The magic nut is found by the mechanic Drosselmeyer, and his nephew performs the ceremony. The ugly princess turns into a young girl of angelic beauty. But, while walking backward, the young man stumbles and crushes the mouse Queen to death. With her last bit of strength she turns the young man into a toy for cracking nuts – the Nutcracker.

 In 2020, the premiere of Krakatuk ballet was produced by Kasatkina and Vasilyov  Moscow State Academic Classical Ballet Theatre on the Historical Stage of the Bolshoi Theatre. Reality in the performance is interspersed with dreams. After falling asleep the main character reincarnates as Princess Pirlipat; the mouse King, the mouse Queen’s son, proposes to her; and the wooden Nutcracker, presented to her by Drosselmeyer the day before, fights with him, turning into a handsome young man. The next day the girl sees Drosselmeyer’s nephew, whom she imagined as a prince in her dream.

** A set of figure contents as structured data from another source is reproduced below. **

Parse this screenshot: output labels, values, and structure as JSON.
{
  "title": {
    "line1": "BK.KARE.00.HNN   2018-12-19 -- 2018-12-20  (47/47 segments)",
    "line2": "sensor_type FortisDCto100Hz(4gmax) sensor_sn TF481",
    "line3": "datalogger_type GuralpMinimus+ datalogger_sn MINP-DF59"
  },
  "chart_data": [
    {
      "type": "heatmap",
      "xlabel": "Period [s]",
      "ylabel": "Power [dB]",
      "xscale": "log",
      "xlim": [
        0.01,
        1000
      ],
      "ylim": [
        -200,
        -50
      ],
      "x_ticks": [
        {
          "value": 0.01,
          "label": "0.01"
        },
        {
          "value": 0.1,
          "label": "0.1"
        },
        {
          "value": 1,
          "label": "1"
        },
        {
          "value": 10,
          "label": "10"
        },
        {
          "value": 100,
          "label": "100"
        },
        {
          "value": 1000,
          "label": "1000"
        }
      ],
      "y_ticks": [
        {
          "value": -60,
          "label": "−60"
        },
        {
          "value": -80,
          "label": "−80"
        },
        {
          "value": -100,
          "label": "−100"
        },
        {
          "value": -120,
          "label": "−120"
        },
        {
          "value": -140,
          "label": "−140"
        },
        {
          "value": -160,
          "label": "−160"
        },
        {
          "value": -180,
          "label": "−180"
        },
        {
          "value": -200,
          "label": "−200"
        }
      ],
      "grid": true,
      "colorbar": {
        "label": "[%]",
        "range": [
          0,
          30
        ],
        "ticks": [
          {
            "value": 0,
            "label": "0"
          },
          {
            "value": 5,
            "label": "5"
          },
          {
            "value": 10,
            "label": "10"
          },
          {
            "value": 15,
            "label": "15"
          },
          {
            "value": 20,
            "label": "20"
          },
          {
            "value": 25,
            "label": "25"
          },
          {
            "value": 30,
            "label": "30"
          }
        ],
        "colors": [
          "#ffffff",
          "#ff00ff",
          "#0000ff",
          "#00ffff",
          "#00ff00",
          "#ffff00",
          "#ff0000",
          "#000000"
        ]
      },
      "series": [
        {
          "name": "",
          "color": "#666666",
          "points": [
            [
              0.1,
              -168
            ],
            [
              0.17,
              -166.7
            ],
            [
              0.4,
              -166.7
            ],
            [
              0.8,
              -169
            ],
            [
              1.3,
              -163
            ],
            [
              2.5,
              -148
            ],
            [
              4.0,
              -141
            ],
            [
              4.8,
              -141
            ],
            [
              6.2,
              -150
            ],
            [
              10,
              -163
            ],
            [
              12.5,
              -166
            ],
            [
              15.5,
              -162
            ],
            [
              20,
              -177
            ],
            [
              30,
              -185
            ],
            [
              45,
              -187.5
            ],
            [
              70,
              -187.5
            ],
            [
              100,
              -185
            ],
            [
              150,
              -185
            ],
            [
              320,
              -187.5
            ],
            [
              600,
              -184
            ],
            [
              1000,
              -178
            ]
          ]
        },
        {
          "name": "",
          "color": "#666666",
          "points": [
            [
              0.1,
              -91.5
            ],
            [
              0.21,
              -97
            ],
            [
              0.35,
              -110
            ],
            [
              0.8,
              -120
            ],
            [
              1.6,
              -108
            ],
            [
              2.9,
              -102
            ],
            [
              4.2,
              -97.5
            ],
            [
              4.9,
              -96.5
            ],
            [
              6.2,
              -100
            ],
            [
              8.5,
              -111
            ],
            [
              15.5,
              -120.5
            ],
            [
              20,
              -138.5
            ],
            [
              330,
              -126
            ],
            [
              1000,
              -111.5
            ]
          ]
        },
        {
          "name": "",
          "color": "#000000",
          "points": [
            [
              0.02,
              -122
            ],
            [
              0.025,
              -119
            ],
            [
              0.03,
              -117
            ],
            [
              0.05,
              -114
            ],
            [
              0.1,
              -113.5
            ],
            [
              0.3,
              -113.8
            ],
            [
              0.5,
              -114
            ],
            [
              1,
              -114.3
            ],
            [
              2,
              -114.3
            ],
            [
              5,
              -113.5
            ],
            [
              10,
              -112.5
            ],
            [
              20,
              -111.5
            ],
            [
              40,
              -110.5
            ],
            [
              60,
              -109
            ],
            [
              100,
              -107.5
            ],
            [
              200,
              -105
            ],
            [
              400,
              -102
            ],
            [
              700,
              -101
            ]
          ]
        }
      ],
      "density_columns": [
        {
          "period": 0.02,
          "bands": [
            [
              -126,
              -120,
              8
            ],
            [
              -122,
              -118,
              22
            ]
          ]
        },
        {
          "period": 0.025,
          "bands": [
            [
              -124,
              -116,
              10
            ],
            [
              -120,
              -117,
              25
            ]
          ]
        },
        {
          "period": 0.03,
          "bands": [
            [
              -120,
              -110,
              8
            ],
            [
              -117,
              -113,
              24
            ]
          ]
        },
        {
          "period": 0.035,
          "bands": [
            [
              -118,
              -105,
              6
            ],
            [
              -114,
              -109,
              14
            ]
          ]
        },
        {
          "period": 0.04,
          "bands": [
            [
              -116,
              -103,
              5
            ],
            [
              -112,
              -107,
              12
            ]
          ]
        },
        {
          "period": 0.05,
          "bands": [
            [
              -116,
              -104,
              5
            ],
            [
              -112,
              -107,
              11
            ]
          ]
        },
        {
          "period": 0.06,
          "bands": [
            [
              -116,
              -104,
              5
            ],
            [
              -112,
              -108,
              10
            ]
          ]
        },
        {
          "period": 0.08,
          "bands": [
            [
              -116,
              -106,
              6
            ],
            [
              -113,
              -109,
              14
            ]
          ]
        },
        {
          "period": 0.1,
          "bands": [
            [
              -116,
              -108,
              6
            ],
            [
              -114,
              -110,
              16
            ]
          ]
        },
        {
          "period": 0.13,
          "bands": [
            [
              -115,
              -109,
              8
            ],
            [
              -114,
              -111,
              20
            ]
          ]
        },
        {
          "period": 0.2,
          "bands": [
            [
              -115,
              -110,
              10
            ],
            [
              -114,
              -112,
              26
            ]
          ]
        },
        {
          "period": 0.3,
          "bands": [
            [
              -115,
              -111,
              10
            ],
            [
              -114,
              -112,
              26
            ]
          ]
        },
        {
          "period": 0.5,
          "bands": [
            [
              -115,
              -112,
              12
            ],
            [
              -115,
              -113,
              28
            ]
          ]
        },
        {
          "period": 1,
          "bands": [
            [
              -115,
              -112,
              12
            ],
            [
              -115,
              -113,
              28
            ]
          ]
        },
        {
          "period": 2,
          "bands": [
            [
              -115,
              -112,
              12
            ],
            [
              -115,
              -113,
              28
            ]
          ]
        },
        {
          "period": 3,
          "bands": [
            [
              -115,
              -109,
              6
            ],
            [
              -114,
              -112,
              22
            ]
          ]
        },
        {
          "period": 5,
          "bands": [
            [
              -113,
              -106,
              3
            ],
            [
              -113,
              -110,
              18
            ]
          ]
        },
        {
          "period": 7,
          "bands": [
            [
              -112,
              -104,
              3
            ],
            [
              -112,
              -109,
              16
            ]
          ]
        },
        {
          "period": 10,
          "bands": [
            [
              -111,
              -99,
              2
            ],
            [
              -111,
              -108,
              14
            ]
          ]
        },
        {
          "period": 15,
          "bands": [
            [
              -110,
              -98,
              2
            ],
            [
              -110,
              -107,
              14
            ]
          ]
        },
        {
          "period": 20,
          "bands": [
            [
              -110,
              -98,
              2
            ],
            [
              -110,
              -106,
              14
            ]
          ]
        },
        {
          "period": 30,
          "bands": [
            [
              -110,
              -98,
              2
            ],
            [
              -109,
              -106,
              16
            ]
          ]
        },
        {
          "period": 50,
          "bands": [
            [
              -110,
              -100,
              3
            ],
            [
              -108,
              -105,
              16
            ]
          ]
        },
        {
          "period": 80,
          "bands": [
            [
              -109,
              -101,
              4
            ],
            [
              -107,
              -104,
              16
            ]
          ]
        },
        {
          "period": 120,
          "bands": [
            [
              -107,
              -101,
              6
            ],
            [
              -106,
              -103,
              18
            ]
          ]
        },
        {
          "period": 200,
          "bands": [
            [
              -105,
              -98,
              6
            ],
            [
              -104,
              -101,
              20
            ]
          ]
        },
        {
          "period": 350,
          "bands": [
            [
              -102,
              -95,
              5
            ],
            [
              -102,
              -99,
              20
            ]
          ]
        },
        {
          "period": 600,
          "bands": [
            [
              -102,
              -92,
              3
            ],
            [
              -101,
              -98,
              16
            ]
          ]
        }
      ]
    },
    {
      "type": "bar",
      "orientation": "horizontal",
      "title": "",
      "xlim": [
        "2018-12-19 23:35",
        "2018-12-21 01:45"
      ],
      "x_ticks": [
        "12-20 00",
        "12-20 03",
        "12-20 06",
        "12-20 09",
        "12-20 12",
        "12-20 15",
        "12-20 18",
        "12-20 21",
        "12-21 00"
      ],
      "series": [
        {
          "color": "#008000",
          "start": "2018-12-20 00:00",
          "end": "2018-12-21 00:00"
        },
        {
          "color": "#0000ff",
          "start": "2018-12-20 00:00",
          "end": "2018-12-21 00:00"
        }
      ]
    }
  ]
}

In The Nutcracker by Mikhail Shemyakin (staged by the Mariinsky Theatre in 2001) there is a feeling of childhood nightmares and fear of the dark and monsters. The storyteller Drosselmeyer turned into a sinister sorcerer. Mice climb up a giant cake to sink their teeth into the sweets Marie and the Nutcracker standing on top. The result is something like doomsday: in a black-black ballet on a black-black stage black-black snowflakes are dancing, resembling black-black rats.

In Yuri Grigorovich’s ballet, there is another dream: that of light. The ballet historian Marina Konstantinova writes about this in her book entitled Ekaterina Maksimova:

‘In addition to the fact that Tchaikovsky’s score finally found its first incarnation commensurate with music, this ballet brought to viewers the light lyricism vital for their souls. Thanks to Tchaikovsky you could allow yourself these childhood dreams without being ashamed of sentimentality. The realm of The Nutcracker had its concerns and troubles, but it also had the peace of mind that gives you strength. The Nutcracker was not ashamed to be a performance in which viewers found their inner peace – not like in a vaudeville or an extravaganza, but what is possible only in a purifying wonderful dream that imperceptibly puts everything in its place. Thus we relax and gain strength at the sight of playing children and through memories of childhood and home Christmas holidays with a Christmas tree, when it becomes clear that

The future does not suffice.

The old and the new are not enough.

Eternity must become

A Christmas tree in the middle of the room.